Is God light, holy and just?
When Scripture calls God, or individual Persons of the Godhead, "holy" (as it often does: Lev. 11: 44, 45; Josh. 24:19; 1 Sam. 2:2; Ps. 99:9; Is. 1 :4; 6:3; 41 :14, 16, 20; 57:15; Ezek. 39:7; Amos 4:2; John 17: 11; Acts 5:3, 4, 32; Rev. 15:4), the word signifies everything about God that sets Him apart from us and makes Him an object of awe, adoration, and dread to us.
It covers all aspects of His transcendent greatness and moral perfection, and is characteristic of all His attributes, pointing to the "Godness" of God at every point.
The core of this truth, however, is God's purity that cannot tolerate any form of sin (Hab. 1: 13) and calls sinners to constant self-abasement in His presence (Is. 6:5).
Justice, which means doing in all circumstances things that are right, is one expression of God's holiness. God displays His justice as Lawgiver and Judge, and also as Promise keeper and Pardoner of sin. His moral law, requiring behavior that matches His own, is "holy and righteous and good" (Rom. 7:12).
He judges justly, according to the actual desert (Gen. 18:25; Ps. 7: 11, 96:13; Acts 17:31 ). His wrath, His active judicial hostility to sin, is wholly justified in its manifestations (Rom. 2:5-16), and His particular judgments (retributive punishments) are glorious and praiseworthy (Rev. 16:5, 7; 19:1-4). Whenever God fulfills His covenant commitment by acting to save His people, it is an act of His righteousness, or justice (Is. 51: 5, 6; 56: 1; 63:1; 1 John 1: 9). When God justifies sinners through faith in Christ, He does so on the basis of justice done-the punishment of our sins in the Person of Christ our substitute.

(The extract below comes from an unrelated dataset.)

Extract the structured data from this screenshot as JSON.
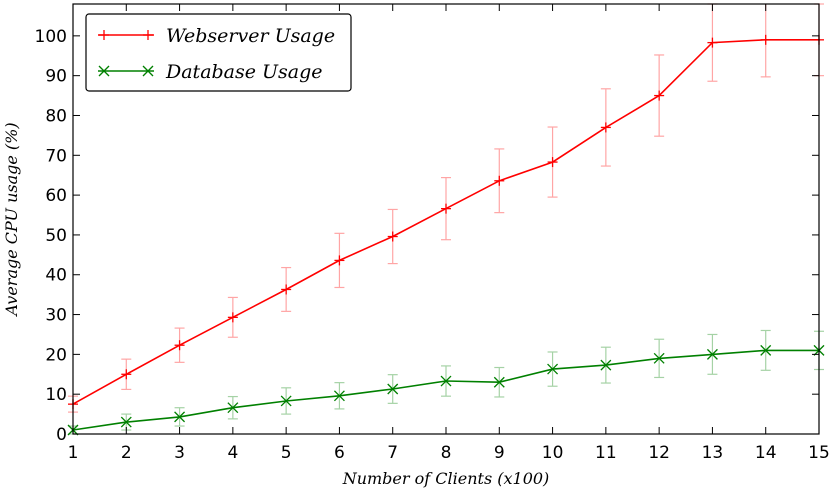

The form taken by His justifying mercy shows Him to be utterly and totally just (Rom. 3:25, 26), and our justification itself is shown to be judicially justified. When John says that God is "light," with no darkness in Him at all, the imagery affirms God's holy purity, which makes fellowship between Him and the willfully unholy impossible, and requires that the pursuit of holiness and righteousness of life be a central concern for Christian people (1 John 1: 5-2: 1; 2 Cor. 6: 14-7: 1; Heb. 12: 10-17).
The summons to believers, regenerate and forgiven as they are, to practice a holiness that will match God's own, and so please Him, is constant in the New Testament, as indeed it was in the Old (Deut. 30:1-10; Eph. 4:17-5:14; 1 Pet. 1: 13-22).